We drove back from the beach and got ice-cream smothered in warm milk chocolate. It was turning out to be a ridiculously decadent food day, one that would typically have me in whirls of anxiety about the amount of calories I was eating, but I felt calm. Vacations when I was a child had not generally been peaceful. What I remembered the most about our family trips was the fighting. How quickly it would come on, seemingly out of nowhere, and how an entire day could be soaked up by that. I did not have an overly tragic childhood, but my immediate reaction to moments that feel too good, too pleasurable, is to believe something could go wrong. I trusted Jose’s steadiness. I knew what to expect and he knew how to travel, how to eat well, and how to enjoy himself.
On our way off the island we drove past a fromagerie. Jose asked if I wanted to stop and I initially answered no. I was not hungry, what would be the point? Then the spirit of the day seized me and I said let’s go back.

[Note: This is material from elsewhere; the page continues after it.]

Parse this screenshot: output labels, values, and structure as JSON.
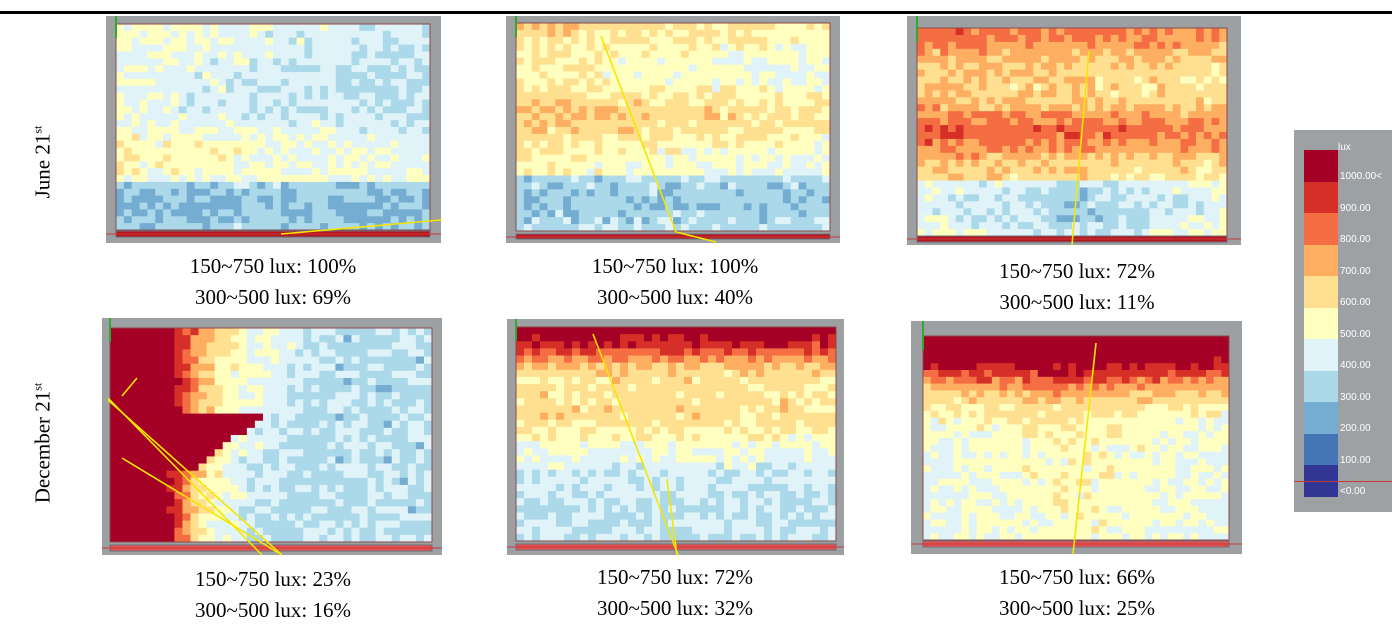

We had already passed it and he said we did not have to, it had already been a nice day, but eventually I convinced him to turn around. We ate fried cheese, probably the last thing we needed, on wooden benches outside. On the drive back we listened to French pop-music again, passed the waterfall we had seen from afar, and headed into the darkening city.
When we got back to the hotel we went up to the roof. The sun was setting and stars were slowly beginning to dot the sky. We hugged and watched the sunset. “Today was fun,” he said and I could only say, “It was.” The lights of the city slowly twinkled on, a crisp, unseasonably cold wind blew up onto the roof and I couldn’t think of a single thing to complain about.